Only once have I heard Italian being spoken with an American accent by a young person, and this was in the marketplace (he wasn’t buying pig faces, though, just cheese). Anxious to have my distasteful impressions dispelled, I approached the young man with the airtight excuse of being a writer (“Excuse me, can I ask you a few questions—I’m a writer,” which is a disturbingly easy way to insinuate yourself into someone’s day). The young man told me that he was a student of economics who was spending a few months in Florence to learn Italian. And because it’s Florence, after all. Upon expressing my admiration for his having learned passable Italian in such a short period, and asking if this was the norm, he admitted that it was rare. He had taken a small apartment in the middle of town, and tried to mingle only with Italians, but then he said that he liked languages, spoke Russian at home and could also speak Spanish. Many American kids don’t even bother to take Italian classes, he said, since you can get by in Florence speaking English.
Alas. If any among you are American students considering some time abroad, I’d like to give you some unasked-for advice: Definitely go, live somewhere else for at least a year, but follow this young man’s example. Shun other Americans, try to blend in, find a small shabby apartment in the middle of town, buy secondhand clothes and dress like local students, learn the damn language … Keep in mind that the best way to accomplish all of this is to have a passionate love affair with someone from your host city.

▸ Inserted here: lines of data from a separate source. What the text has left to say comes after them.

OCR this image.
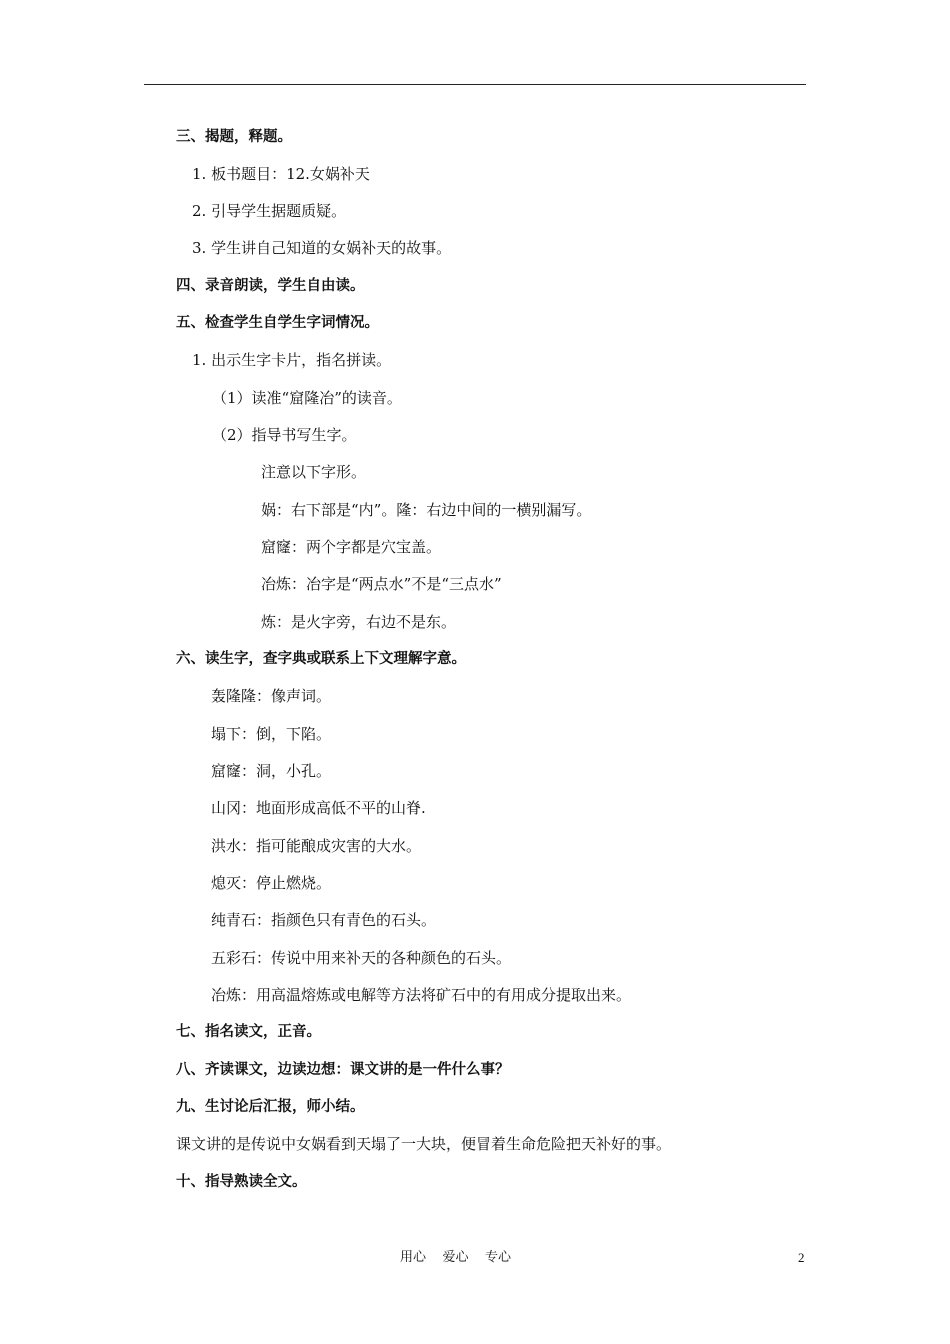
三、揭题，释题。
1. 板书题目：12.女娲补天
2. 引导学生据题质疑。
3. 学生讲自己知道的女娲补天的故事。
四、录音朗读，学生自由读。
五、检查学生自学生字词情况。
1. 出示生字卡片，指名拼读。
（1）读准“窟隆冶”的读音。
（2）指导书写生字。
注意以下字形。
娲：右下部是“内”。隆：右边中间的一横别漏写。
窟窿：两个字都是穴宝盖。
冶炼：冶字是“两点水”不是“三点水”
炼：是火字旁，右边不是东。
六、读生字，查字典或联系上下文理解字意。
轰隆隆：像声词。
塌下：倒，下陷。
窟窿：洞，小孔。
山冈：地面形成高低不平的山脊.
洪水：指可能酿成灾害的大水。
熄灭：停止燃烧。
纯青石：指颜色只有青色的石头。
五彩石：传说中用来补天的各种颜色的石头。
冶炼：用高温熔炼或电解等方法将矿石中的有用成分提取出来。
七、指名读文，正音。
八、齐读课文，边读边想：课文讲的是一件什么事？
九、生讨论后汇报，师小结。
课文讲的是传说中女娲看到天塌了一大块，便冒着生命危险把天补好的事。
十、指导熟读全文。
用心    爱心    专心	2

While you’re at it, don’t fall in love with another student; instead, find a person with a dramatically different lifestyle and background to enhance your spirit-bending adventure, and make sure this person doesn’t speak a word of English. Learn your new language in terms whispered over a pillow and you’ll learn things you never would have expected. For example, you might consider falling in love with a local ballerina. Be careful, though … If you do undertake all of this then your life might turn out far different from what you had originally imagined and you may end up 20 years later reminiscing about it, wondering how a kid from Queens managed to deserve all this, while you write curmudgeonly advice in a travel column for a nonexistent person named McSweeney.